Daha sonra referandum aşamasında Serdar Denktaşın Hükümeti bozarak Referandum ve çözüm sürecini akamete uğratacağı söylentilerine rağmen Serdar partisi DP’yi tarafsız bırakarak, referandumda evet cephesi karşısında UBP ile birlikte davranmayarak, bana göre Kuzey Kıbrıs’ta referandum sonucunun EVET olarak çıkmasında tarihsel bir rol oynadı.

Bostancı ve Lokmacı kapısının açılması konusunda Cumhurbaşkanı Rauf Denktaşın başkanlığında yapılan koordinasyon toplantısında, o dönem Kıbrısta görevli Barış ve Güvenlik Kuvvetleri komutanlarının, TC Büyükelçisinin karşı tavırlarına karşın Başbakan Mehmatali Talat’ın ciddi direnişine, Serdar Denktaşın “Ben de Başbakanla ayni fikirdeyim” şeklinde Talatın yanında yer almasının tanığı oldum.
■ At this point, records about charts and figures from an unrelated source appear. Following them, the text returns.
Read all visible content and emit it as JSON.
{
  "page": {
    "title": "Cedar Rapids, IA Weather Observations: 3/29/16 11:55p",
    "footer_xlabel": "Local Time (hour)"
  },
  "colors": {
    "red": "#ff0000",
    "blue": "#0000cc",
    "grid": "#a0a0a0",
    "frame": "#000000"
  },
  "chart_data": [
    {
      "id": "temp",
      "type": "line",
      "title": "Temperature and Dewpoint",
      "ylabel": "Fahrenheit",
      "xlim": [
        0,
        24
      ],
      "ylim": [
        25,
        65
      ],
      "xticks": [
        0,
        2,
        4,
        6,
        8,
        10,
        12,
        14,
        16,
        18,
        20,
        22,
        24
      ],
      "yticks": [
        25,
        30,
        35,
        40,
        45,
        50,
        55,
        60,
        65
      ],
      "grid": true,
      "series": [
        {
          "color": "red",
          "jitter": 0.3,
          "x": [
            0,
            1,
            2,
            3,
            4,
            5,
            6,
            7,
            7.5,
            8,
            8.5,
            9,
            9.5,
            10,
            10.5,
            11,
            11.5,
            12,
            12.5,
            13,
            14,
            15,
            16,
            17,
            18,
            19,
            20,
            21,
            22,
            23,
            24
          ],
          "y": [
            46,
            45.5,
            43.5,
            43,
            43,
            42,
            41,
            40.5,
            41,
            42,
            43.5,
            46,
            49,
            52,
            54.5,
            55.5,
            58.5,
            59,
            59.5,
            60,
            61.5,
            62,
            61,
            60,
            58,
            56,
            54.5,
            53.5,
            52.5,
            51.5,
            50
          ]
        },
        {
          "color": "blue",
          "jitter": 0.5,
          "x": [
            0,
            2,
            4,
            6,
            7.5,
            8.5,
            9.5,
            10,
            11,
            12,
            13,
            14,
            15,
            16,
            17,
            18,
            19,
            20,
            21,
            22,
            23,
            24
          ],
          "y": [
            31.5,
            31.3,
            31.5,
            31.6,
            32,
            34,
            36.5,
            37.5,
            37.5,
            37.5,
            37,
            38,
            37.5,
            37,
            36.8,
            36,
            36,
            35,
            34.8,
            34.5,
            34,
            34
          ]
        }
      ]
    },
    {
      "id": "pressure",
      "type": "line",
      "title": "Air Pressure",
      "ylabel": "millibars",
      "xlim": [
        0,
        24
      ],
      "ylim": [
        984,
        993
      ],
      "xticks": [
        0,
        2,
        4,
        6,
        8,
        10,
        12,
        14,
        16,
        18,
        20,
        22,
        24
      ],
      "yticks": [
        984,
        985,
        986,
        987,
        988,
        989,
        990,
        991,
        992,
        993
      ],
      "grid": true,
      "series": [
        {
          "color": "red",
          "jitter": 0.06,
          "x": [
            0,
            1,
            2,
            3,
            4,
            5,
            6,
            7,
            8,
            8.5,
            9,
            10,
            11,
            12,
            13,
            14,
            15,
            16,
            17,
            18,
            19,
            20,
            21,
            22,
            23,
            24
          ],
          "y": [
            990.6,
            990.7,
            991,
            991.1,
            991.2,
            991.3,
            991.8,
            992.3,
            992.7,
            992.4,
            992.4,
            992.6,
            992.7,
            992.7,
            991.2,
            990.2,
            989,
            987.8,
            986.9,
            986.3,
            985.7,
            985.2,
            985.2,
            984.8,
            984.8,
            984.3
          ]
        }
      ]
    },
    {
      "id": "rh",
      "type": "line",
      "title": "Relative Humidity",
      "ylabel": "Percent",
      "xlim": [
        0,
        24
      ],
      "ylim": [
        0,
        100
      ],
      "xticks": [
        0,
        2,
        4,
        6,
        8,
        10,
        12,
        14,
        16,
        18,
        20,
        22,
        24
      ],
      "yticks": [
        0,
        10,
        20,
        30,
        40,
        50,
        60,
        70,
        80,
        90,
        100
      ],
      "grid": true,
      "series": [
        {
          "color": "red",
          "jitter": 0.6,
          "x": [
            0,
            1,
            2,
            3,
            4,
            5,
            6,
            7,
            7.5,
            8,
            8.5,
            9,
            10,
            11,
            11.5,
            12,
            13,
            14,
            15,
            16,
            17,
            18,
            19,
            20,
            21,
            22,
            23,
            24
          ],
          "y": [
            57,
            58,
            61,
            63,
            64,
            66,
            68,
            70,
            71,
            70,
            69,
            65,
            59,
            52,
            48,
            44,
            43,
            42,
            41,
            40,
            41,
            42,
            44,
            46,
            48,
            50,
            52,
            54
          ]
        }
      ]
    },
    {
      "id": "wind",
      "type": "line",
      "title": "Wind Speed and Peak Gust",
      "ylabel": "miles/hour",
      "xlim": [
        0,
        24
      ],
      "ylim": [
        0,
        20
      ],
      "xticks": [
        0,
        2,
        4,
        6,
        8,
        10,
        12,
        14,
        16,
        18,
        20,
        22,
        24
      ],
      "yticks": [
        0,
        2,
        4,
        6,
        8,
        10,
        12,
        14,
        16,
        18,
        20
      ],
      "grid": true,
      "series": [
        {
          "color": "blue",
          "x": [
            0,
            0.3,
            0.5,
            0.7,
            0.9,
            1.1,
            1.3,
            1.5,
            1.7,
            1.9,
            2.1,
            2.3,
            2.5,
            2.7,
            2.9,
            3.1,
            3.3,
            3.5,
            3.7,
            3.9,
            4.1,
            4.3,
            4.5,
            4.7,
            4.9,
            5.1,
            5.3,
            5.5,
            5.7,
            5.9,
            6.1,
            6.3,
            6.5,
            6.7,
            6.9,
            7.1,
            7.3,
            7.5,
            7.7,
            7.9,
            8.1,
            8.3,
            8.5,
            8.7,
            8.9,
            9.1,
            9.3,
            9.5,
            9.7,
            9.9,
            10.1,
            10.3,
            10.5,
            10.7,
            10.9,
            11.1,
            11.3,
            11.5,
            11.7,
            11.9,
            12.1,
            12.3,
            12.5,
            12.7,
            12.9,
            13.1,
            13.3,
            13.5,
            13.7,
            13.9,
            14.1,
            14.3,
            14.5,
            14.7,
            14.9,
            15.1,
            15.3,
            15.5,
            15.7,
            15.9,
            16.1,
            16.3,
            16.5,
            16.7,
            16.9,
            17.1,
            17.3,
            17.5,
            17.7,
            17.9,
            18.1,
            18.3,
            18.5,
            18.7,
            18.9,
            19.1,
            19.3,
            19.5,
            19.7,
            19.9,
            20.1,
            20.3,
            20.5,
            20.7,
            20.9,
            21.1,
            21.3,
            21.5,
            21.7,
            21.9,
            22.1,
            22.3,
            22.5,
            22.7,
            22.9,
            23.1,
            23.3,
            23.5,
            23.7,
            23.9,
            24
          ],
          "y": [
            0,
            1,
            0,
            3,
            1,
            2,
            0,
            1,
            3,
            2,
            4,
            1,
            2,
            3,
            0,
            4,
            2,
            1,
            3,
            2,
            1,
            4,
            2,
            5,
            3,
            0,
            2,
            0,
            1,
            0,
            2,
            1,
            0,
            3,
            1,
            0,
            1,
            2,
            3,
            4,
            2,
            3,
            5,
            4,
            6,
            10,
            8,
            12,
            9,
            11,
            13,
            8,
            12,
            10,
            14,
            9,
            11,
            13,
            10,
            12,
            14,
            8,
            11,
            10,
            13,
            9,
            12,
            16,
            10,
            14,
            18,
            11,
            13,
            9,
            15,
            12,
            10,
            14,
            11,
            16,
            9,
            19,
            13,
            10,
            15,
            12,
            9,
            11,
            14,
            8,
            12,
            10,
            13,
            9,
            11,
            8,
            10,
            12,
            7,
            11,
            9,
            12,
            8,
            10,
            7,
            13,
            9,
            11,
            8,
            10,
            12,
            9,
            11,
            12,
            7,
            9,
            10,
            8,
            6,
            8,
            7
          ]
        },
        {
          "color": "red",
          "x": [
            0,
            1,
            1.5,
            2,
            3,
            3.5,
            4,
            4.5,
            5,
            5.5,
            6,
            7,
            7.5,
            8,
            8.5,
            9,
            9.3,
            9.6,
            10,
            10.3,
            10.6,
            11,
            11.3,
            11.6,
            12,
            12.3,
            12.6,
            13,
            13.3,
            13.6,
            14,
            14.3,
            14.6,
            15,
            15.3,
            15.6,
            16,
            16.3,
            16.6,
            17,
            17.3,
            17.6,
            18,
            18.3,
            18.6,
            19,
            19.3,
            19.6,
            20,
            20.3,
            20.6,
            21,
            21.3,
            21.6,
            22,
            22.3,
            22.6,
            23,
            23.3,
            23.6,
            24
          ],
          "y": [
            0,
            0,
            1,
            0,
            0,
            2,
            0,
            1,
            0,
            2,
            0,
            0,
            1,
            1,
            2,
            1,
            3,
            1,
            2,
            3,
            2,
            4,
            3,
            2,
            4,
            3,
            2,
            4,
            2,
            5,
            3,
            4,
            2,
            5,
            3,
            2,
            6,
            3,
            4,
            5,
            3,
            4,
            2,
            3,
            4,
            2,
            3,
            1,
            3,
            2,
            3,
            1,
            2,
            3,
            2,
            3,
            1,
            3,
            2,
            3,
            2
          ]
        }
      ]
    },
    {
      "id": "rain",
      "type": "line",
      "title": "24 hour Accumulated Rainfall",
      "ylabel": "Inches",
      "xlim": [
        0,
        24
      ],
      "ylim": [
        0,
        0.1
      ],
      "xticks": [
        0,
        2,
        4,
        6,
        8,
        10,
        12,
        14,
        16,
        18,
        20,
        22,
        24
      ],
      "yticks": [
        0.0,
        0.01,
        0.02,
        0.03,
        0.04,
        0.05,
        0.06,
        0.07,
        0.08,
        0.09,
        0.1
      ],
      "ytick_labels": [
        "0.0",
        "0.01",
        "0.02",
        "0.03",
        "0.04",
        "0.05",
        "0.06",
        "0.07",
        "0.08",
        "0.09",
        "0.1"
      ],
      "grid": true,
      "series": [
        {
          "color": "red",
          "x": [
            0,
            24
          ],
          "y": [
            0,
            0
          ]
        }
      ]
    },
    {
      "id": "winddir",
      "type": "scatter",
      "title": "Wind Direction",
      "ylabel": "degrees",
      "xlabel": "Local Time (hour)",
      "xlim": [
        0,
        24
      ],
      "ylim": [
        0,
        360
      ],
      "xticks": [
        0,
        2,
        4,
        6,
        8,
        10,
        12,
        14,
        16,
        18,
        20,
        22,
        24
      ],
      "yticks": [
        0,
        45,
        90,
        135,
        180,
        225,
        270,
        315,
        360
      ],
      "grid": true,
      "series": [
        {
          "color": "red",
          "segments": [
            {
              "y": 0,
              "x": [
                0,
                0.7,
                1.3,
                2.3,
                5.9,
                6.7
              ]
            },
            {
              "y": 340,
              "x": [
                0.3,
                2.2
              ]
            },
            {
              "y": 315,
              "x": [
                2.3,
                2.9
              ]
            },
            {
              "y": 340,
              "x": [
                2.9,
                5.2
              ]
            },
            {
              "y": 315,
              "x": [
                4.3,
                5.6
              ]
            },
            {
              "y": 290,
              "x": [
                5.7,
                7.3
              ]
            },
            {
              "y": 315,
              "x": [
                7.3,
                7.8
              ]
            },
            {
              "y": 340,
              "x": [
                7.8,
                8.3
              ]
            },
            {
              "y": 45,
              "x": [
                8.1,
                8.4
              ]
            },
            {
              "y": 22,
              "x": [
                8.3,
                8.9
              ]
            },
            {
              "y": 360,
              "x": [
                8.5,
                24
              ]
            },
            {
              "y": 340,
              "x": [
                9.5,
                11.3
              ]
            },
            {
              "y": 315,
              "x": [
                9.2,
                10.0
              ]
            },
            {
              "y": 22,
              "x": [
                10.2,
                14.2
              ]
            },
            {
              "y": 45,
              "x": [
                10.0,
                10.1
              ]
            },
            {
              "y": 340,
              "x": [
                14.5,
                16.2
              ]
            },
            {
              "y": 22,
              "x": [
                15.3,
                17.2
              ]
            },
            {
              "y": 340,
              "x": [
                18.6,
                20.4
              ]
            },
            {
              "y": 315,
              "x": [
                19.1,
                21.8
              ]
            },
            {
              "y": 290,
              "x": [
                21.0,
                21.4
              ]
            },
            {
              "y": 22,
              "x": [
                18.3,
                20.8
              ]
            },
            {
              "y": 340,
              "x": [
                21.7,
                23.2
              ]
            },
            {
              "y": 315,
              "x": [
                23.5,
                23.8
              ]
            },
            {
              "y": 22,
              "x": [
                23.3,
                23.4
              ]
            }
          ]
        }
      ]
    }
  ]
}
Benim gördüğüm bildiğim Serdar Denktaş devlet adamı kimliğiyle cesur kararlar alan, Kıbrıs Türk Milliyetçisi bir siyaset adamı.

Bunları niye yazdım? TV Programından önce sohbet ederken bu konuları anımsatmıştım kendisine. “Bunları programada konuşmaya cesaret edemezsin, en azından siyasi görüşün buna engel olur” demişti.

Bu görüşünün doğru olmadığını söylememe rağmen, bir kısım konular programda açılmış olmasına karşılık süre yetmediğinden bazı konuları anımsatamadım. Program bittikten sonra “Ben dememiş miydim?” dedi, Sn.Serdar.

Ben de “Halkın Sesi gazetesinde yazarım” demiştim. Yazdım.